Discovering Your Primary Love Language

Thought I was finished with The Five Love Languages. No, there’s more to the wisdom and advice of Gary Chapman than just describing what the love languages are. Now that you know what they are it is time to discover what your primary love language is – and your spouse’s.

There are several ways to make this discovery. For some it will be easier than others, but Mr. Chapman offers a few simplified techniques to try first:

1. What does your spouse do or fail to do that hurts you the most? The opposite of that is probably your primary love language.

2. What have you most often requested of your spouse? Whatever that is probably an indication of your primary love language.

3. In what way do you regularly express love to your spouse? You might be speaking your own love language.

A quick note about sex for men who might mistakenly think physical touch is their primary love language. (This is a little explicit so hide your children’s eyes) Men are physically driven to have sex because of sperm production. This clouds our judgement and makes us think physical touch is high on our list (more about this subject in future posts). Think about if you were totally fulfilled sexually but each of the other love languages were being very neglected.

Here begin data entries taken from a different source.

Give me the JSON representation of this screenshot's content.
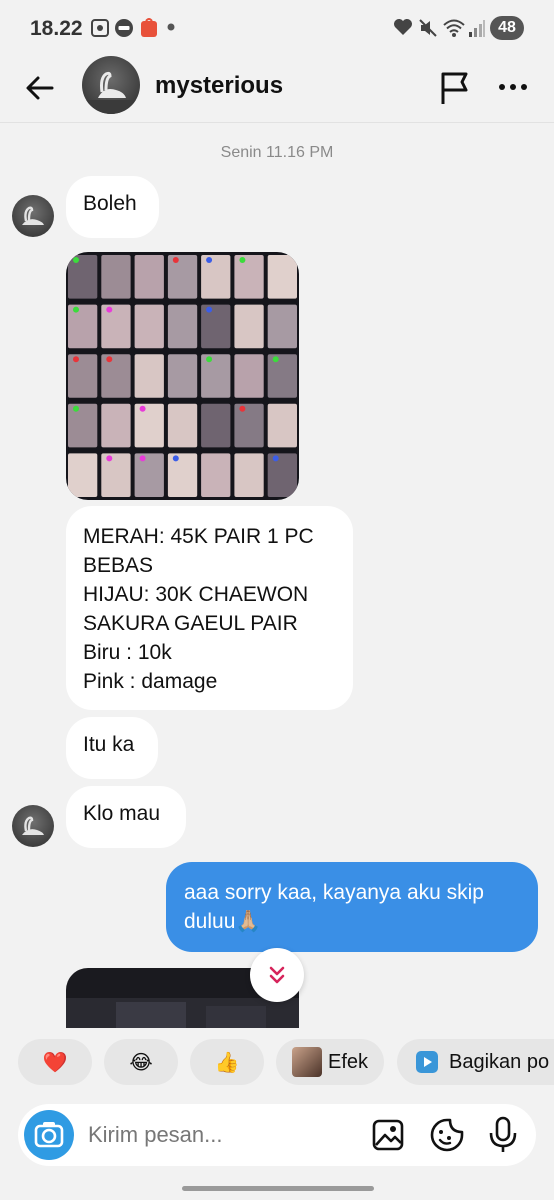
{
  "status_bar": {
    "time": "18.22",
    "battery": "48"
  },
  "header": {
    "name": "mysterious"
  },
  "chat": {
    "timestamp": "Senin 11.16 PM",
    "messages": [
      {
        "text": "Boleh"
      },
      {
        "lines": [
          "MERAH: 45K PAIR 1 PC",
          "BEBAS",
          "HIJAU: 30K CHAEWON",
          "SAKURA GAEUL PAIR",
          "Biru : 10k",
          "Pink : damage"
        ]
      },
      {
        "text": "Itu ka"
      },
      {
        "text": "Klo mau"
      },
      {
        "text": "aaa sorry kaa, kayanya aku skip duluu🙏🏼"
      }
    ]
  },
  "quick_reactions": {
    "heart": "❤️",
    "laugh": "😂",
    "thumbs": "👍",
    "efek_label": "Efek",
    "share_label": "Bagikan po"
  },
  "composer": {
    "placeholder": "Kirim pesan..."
  }
}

If you would still be happy without any of the other love languages then physical touch might really be your primary love language. That little idea will work for prioritizing the other love languages too. Some people are actually bi-lingual if two of the love langauges are equally important.

There are two types of people who have extreme difficulty pinpointing their primary love language – the person who has felt so loved for so long in so many ways they can’t determine which way is most important to them, and the person who hasn’t felt loved in so long they can’t remember what it feels like. Those people have to dig deep. Think back to the falling in love experience and what was important then, or think about what an ideal spouse would be like and that might reveal the primary love language.

Dr. Chapman also has a game he recommends. Come home and ask each other on a scale of 1 to 10 how full is your love tank? Then ask what you can do to fill up your spouses love tank. After about 3 weeks you both should be having fun showing love to each other and should be getting good at it too.